Cardinal Martino, president of the Pontifical Council for Justice and Peace, expressed this conviction last weekend when addressing a Congress of Catholic Jurists, being held here on the theme “Peace and International Law.”

Referring to the main points in John Paul II’s message for the 2004 World Day of Peace, Cardinal Martino emphasized the irreplaceable function of international law in the defense of peace itself.

The cardinal said that the growth of such law requires that states be willing to cede ever-larger shares of their sovereignty to achieve security and the universal common good.

It is the task of international law to avoid the dominance of the law of the strongest or the wealthiest, and to substitute the law of force with the force of law, said the cardinal who for 16 years was the Holy See’s permanent observer to the United Nations.

He cautioned that the violation of international law could have lasting negative repercussions.

Cardinal Martino contended that the prohibition of the use of force, except for cases authorized by the U.N. Security Council and established in the U.N. Charter, is an obligatory rule of the international order.
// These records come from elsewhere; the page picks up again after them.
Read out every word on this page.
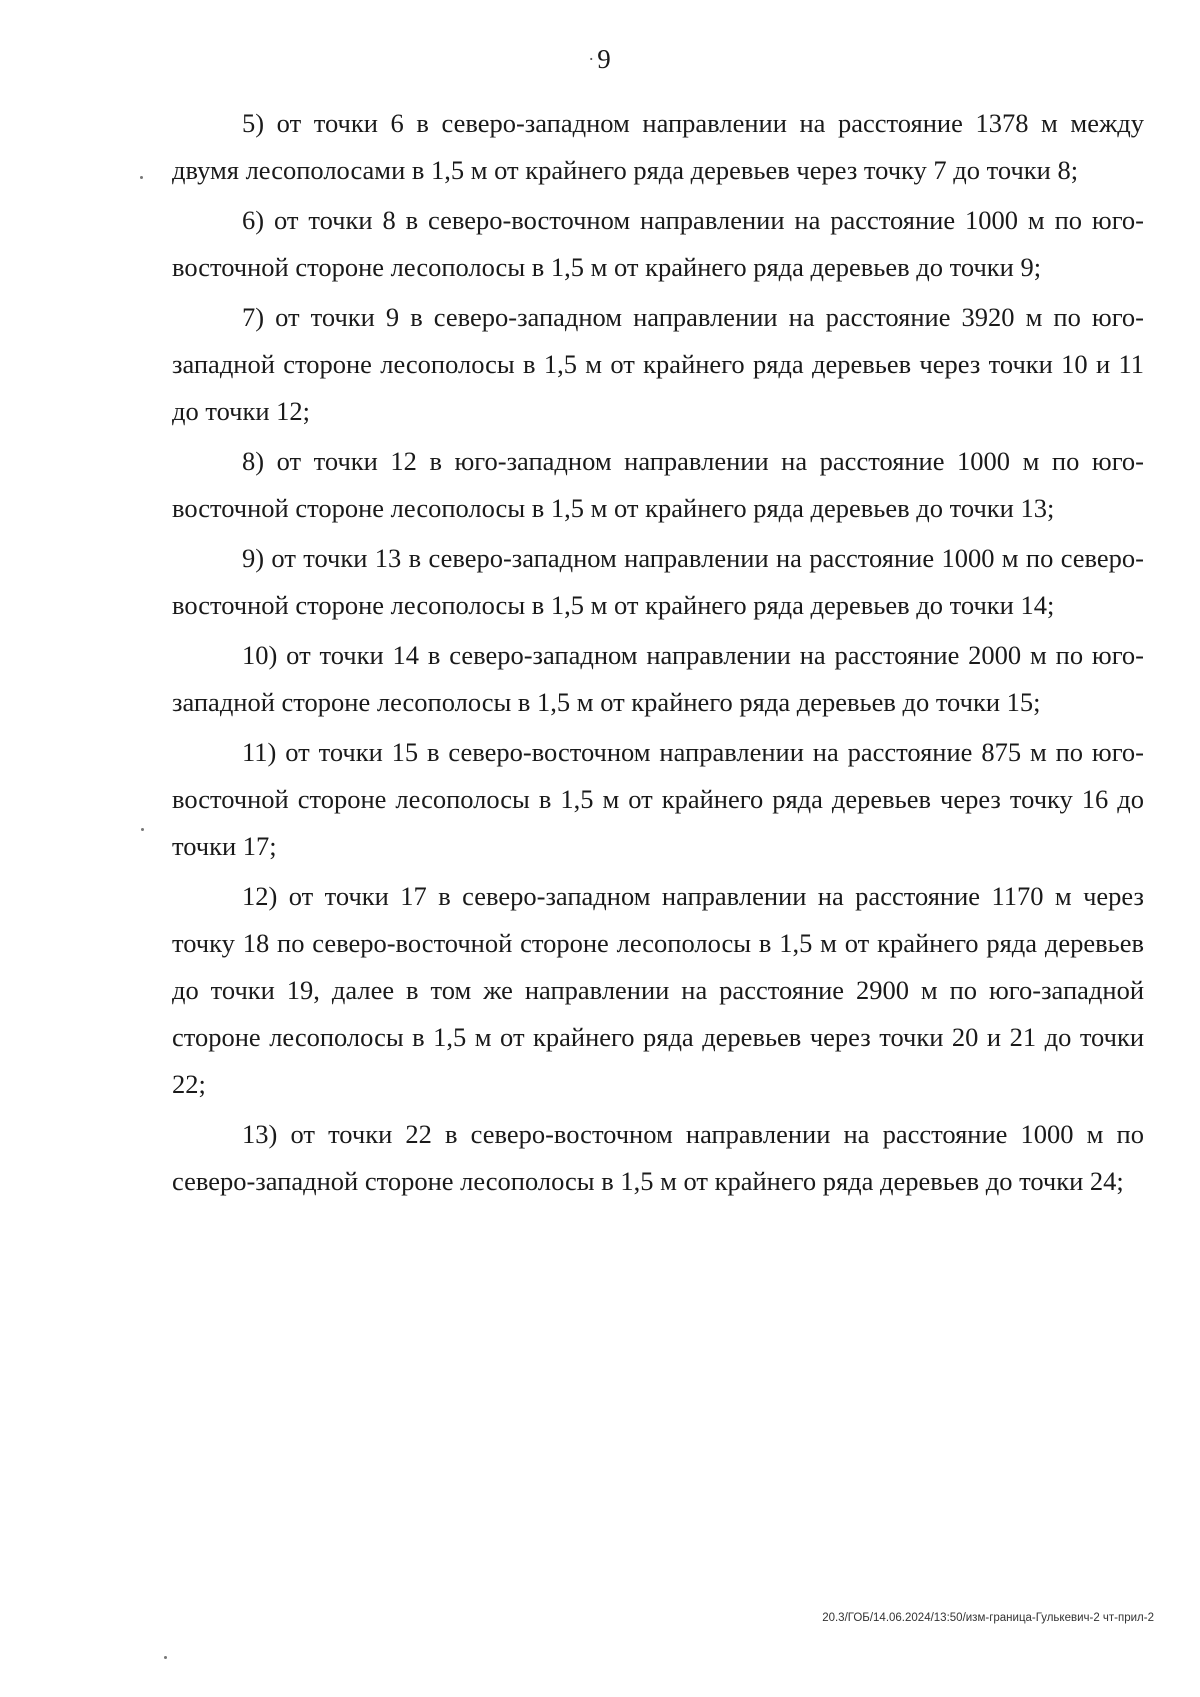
·9

5) от точки 6 в северо-западном направлении на расстояние 1378 м между двумя лесополосами в 1,5 м от крайнего ряда деревьев через точку 7 до точки 8;

6) от точки 8 в северо-восточном направлении на расстояние 1000 м по юго-восточной стороне лесополосы в 1,5 м от крайнего ряда деревьев до точки 9;

7) от точки 9 в северо-западном направлении на расстояние 3920 м по юго-западной стороне лесополосы в 1,5 м от крайнего ряда деревьев через точки 10 и 11 до точки 12;

8) от точки 12 в юго-западном направлении на расстояние 1000 м по юго-восточной стороне лесополосы в 1,5 м от крайнего ряда деревьев до точки 13;

9) от точки 13 в северо-западном направлении на расстояние 1000 м по северо-восточной стороне лесополосы в 1,5 м от крайнего ряда деревьев до точки 14;

10) от точки 14 в северо-западном направлении на расстояние 2000 м по юго-западной стороне лесополосы в 1,5 м от крайнего ряда деревьев до точки 15;

11) от точки 15 в северо-восточном направлении на расстояние 875 м по юго-восточной стороне лесополосы в 1,5 м от крайнего ряда деревьев через точку 16 до точки 17;

12) от точки 17 в северо-западном направлении на расстояние 1170 м через точку 18 по северо-восточной стороне лесополосы в 1,5 м от крайнего ряда деревьев до точки 19, далее в том же направлении на расстояние 2900 м по юго-западной стороне лесополосы в 1,5 м от крайнего ряда деревьев через точки 20 и 21 до точки 22;

13) от точки 22 в северо-восточном направлении на расстояние 1000 м по северо-западной стороне лесополосы в 1,5 м от крайнего ряда деревьев до точки 24;

20.3/ГОБ/14.06.2024/13:50/изм-граница-Гулькевич-2 чт-прил-2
He echoed a contention of the Pope, that war is always a defeat of humanity.

According to John Paul II’s definition, the United Nations “is the most important instrument of synthesis and coordination of international life,” Cardinal Martino said. For the United Nations to carry out its function, states must give up unilateral actions that undermine its strength and contravene the principles of its Charter, he continued.

Referring again to the papal message of peace, the president of the Council for Justice and Peace said that, to be effective, the just and imperative struggle against terrorism cannot be limited solely to repression, but must eliminate the causes and elaborate appropriate juridical instruments of prevention and control.

“In any case,” the cardinal added, “democratic governments know very well that the use of force against terrorists cannot justify the giving up of the principles of the state of law and in no case imply the violation of the fundamental rights of the human person.”